Arthur, like other residents of O'ahu homes that abut cliffs and slopes, worries that the disaster that killed Dara Onishi in Nu'uanu on Aug. 9 could be repeated in her neighborhood.

Arthur's neighbors in Kalawahine Streamside, a new Hawaiian Homes development behind Roosevelt High School, have decided they don't want to wait for another tragedy before taking action.

Backed by the Kalawahine Streamside Neighborhood Association, they have complained to the Department of Hawaiian Home Lands and to the developer, Kamehameha Investment Corp., a for-profit subsidiary of the Kamehameha Schools trust.

Dirk Soma lives on Kapahu Street, a couple of houses down from Arthur. Two boulders are perched precariously on the slopes above his house, he said. Periodically, small rocks fall down the mountainside; during the year and a half since he moved in, he estimates, enough loose dirt has filtered down onto his lot to raise the elevation of his yard by several inches.

Soma recently went to Kamehameha Investment and asked that the slopes be subjected to an analysis by a professional geologist.

A Kamehameha representative told him he had a year under warranty to assess the property, but the warranty period had lapsed several months before, Soma said.

Louis Kau, president of Kamehameha Investment, said that although one of his representatives had met with Soma earlier in the week, his company had just received a letter from the Kalawahine Streamside Neighborhood Association, and from another of Soma's neighbors, yesterday morning. He said he was going to have to study the matter further before determining exactly what Kamehameha would do.

"The Department (of Hawaiian Home Lands) is talking about geological studies," Kau said. "We're in favor of that and willing to assist however we can, but we don't know who will be responsible for any work that has to be done."

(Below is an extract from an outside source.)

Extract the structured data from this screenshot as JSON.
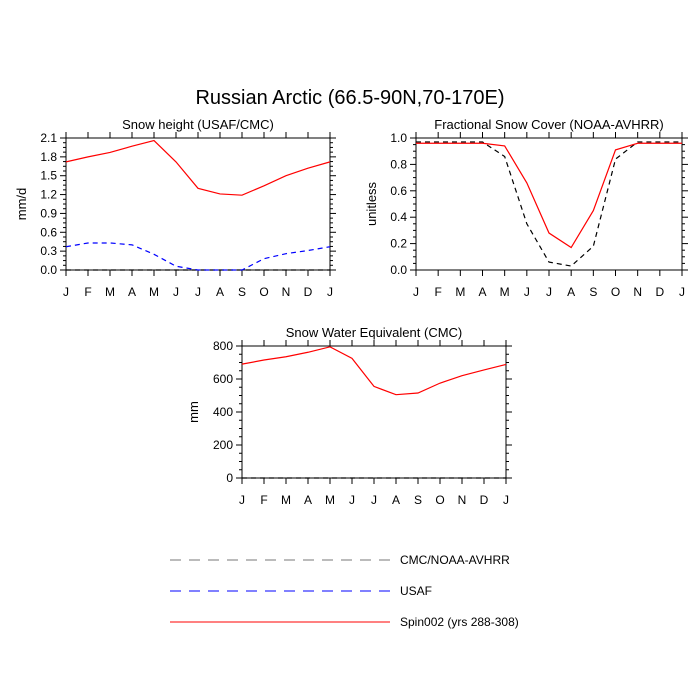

Kamehameha Investment completed the $26 million Kalawahine Streamside development in April 2001. The neighborhood consists of 54 multilevel duplex units and 33 three-story, single-family homes. Built on Hawaiian Homes land, the units sold for prices ranging from $175,000 to $226,000.

Francis Apoliona, a spokesman for Hawaiian Home Lands, said his department would do a soil analysis in the neighborhood. He said talks with Kamehameha Investment were continuing.

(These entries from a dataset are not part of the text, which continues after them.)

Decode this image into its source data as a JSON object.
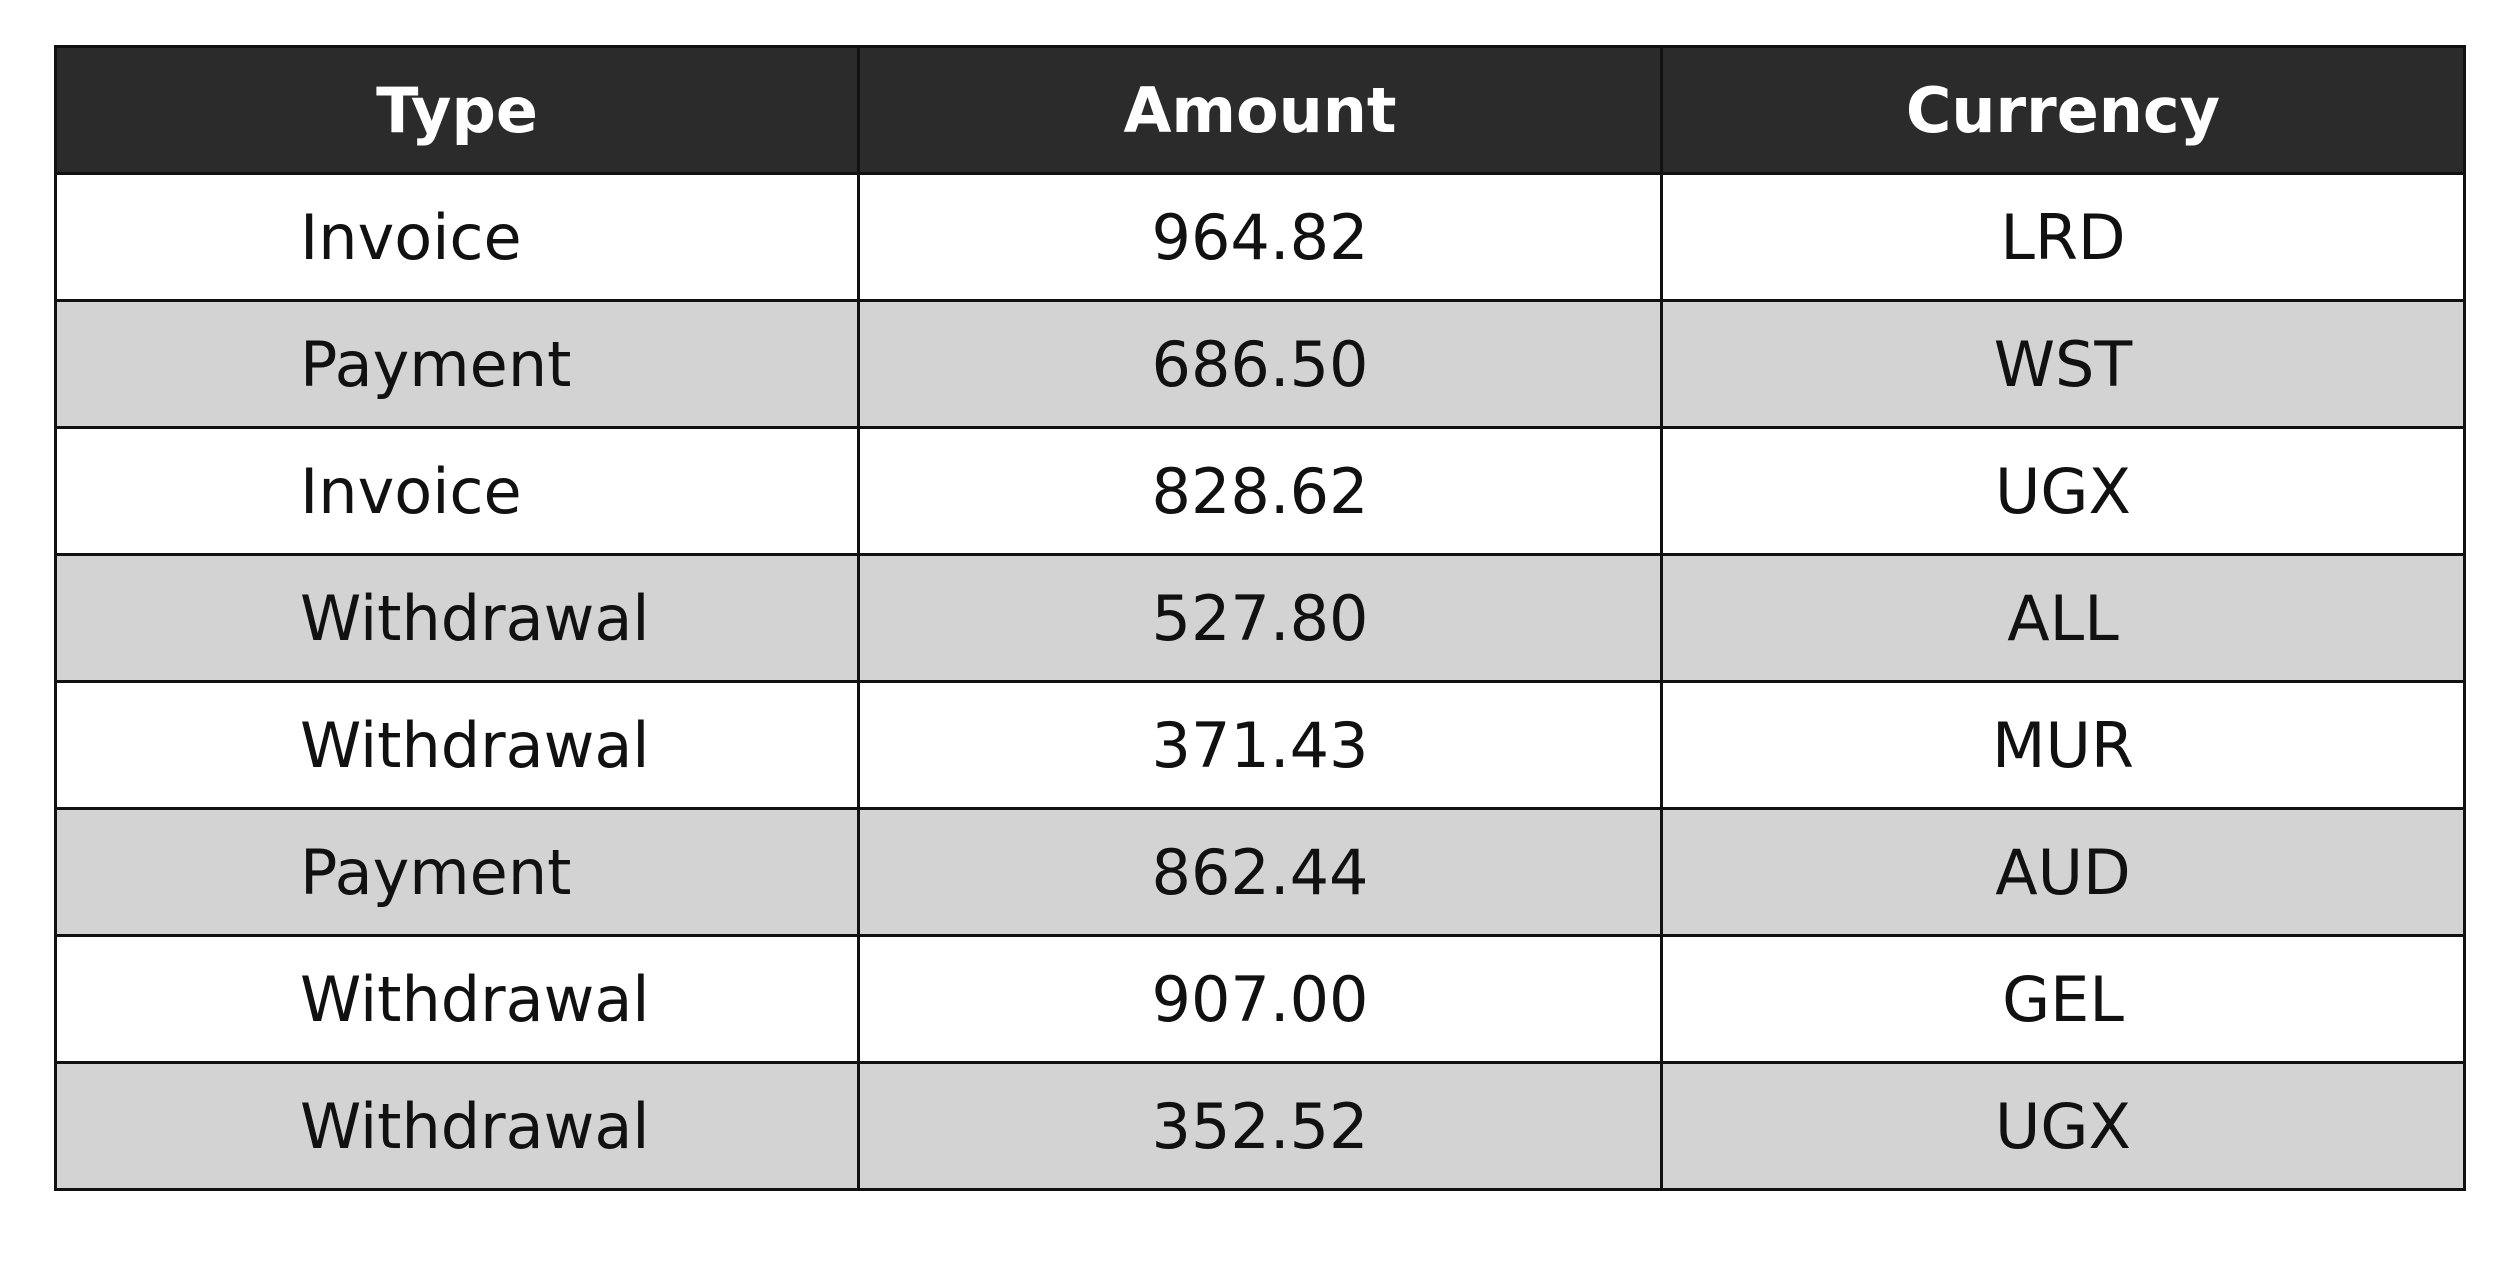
{
  "table": {
    "headers": [
      "Type",
      "Amount",
      "Currency"
    ],
    "rows": [
      {
        "type": "Invoice",
        "amount": "964.82",
        "currency": "LRD"
      },
      {
        "type": "Payment",
        "amount": "686.50",
        "currency": "WST"
      },
      {
        "type": "Invoice",
        "amount": "828.62",
        "currency": "UGX"
      },
      {
        "type": "Withdrawal",
        "amount": "527.80",
        "currency": "ALL"
      },
      {
        "type": "Withdrawal",
        "amount": "371.43",
        "currency": "MUR"
      },
      {
        "type": "Payment",
        "amount": "862.44",
        "currency": "AUD"
      },
      {
        "type": "Withdrawal",
        "amount": "907.00",
        "currency": "GEL"
      },
      {
        "type": "Withdrawal",
        "amount": "352.52",
        "currency": "UGX"
      }
    ]
  },
  "colors": {
    "header_bg": "#2b2b2b",
    "header_text": "#ffffff",
    "row_even_bg": "#ffffff",
    "row_odd_bg": "#d3d3d3",
    "border": "#111111"
  }
}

"We're the landowners, and we take our responsibility seriously," he said. "We need to get our partners involved, but if we have to do it ourselves, we'll do it ourselves."

Apoliona said the Kalawahine Valley isn't backed by slopes as steep as those in Nu'uanu, but the rock that fell against Arthur's fence was about 3 feet across and could be an indication that further problems are lurking above.

He said he didn't think the Kalawahine homeowners were the only valley residents likely to be looking nervously up the cliffs and slopes after hearing about Onishi's death.

"I live in St. Louis Heights and I think I'm going to go home and take a look around," Apoliona said.

The neighborhood where Onishi was killed is still dealing with its rock problem. The cliffs above Onishi's Henry Street home has private owners who hired a geologist after the tragedy to assess the rock hazards.

Residents of the area were informed this week by the O'ahu Civil Defense Agency that another boulder sits precariously on the slopes above. An attorney for the owners of the cliff property said Tuesday that his clients are considering a number of safety measures, including removing the boulder or securing it with cables and netting.

And Hawaiian Home Lands has dealt with falling rocks mauka of Roosevelt High School before.

Leon Miguel, an estimator for Perfecto Engineering and Construction, said his company recently removed part of the mountain behind some houses in the 2200 block of Anianiku Street, a few blocks from Kalawahine Streamside, for Hawaiian Home Lands.

Rocks once were rolling down those slopes, too, he said.

The job involved heavy excavation and rock-breaking equipment, he said. Concrete mixed with rock was used to reinforce part of the hillside.

The work took three months to complete. The bill to Hawaiian Home Lands was about half a million dollars, he said.